Despite the advances and progress that have been made with drug-eluting, coronary stents, there continues to be a need for further improvement to minimized early and late inflammatory and hypersensitivity reactions to the drug or the polymer. Improvements still need to be made with the drug-releasing polymer as irregularities within the polymer result in inconsistent drug delivery and can also serve as a nidus for possible thrombus formation within the stent. Further improvements in the structure and metal base continue to be developed due to ongoing issues with possible stent fracture and longitudinal deformation that can occur over time in up to 2% to 5% of stents, particularly in the right coronary artery. Also, issues with permanent metallic implants placed in the coronary vessel over time cause vessel straightening and loss of cyclic strain, loss of vasomotion, and adaptive vascular remodeling, and need to be addressed and improved. Lastly, neoatherosclerosis has been seen to develop in second-generation stents where a thin layer of neointimal hyperplasia has developed and begins to adapt and develop lipid accumulation with lipid-rich phenotypes similar to diseased native vessels. These are all areas for future improvement with third-generation stents as well.[1]

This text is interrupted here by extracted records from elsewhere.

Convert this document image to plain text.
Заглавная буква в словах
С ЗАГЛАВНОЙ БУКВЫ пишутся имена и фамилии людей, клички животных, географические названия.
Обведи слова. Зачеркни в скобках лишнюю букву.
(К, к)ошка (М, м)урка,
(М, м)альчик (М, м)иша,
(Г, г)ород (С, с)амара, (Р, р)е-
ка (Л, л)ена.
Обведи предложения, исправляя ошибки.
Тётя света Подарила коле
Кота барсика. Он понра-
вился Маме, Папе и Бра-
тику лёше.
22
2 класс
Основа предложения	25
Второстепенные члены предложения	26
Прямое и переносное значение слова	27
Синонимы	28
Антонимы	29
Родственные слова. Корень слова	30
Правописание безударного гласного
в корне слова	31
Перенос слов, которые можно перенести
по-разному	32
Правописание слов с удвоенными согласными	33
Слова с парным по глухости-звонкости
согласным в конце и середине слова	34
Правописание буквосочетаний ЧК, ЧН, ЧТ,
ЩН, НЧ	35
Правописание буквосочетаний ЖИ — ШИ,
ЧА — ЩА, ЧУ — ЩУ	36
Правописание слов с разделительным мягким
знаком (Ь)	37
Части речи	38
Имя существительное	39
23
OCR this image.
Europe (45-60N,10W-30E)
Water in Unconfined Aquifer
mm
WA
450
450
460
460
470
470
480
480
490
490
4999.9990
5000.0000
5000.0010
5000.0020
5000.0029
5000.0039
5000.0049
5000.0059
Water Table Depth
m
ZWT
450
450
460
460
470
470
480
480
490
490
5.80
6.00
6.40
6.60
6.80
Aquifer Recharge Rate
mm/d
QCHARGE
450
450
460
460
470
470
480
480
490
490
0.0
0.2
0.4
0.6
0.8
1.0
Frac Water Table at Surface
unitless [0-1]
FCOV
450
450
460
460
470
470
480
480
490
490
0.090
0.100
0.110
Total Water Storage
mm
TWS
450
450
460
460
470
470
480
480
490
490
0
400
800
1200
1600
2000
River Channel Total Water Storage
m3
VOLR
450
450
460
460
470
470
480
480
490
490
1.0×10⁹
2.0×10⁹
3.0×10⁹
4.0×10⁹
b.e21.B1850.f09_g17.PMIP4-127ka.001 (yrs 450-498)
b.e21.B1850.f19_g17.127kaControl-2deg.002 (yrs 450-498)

Enhancing Healthcare Team Outcomes

The management of coronary artery disease is with an interprofessional team that also includes nurses, pharmacists, therapists and dietitians. Coronary artery disease is a progressive disorder and all treatments are considered palliative. Clinicians need to addess the process of atherosclerosis and halt its progression. Patients must be educated about lifestyle changes without which no treatment can be durable.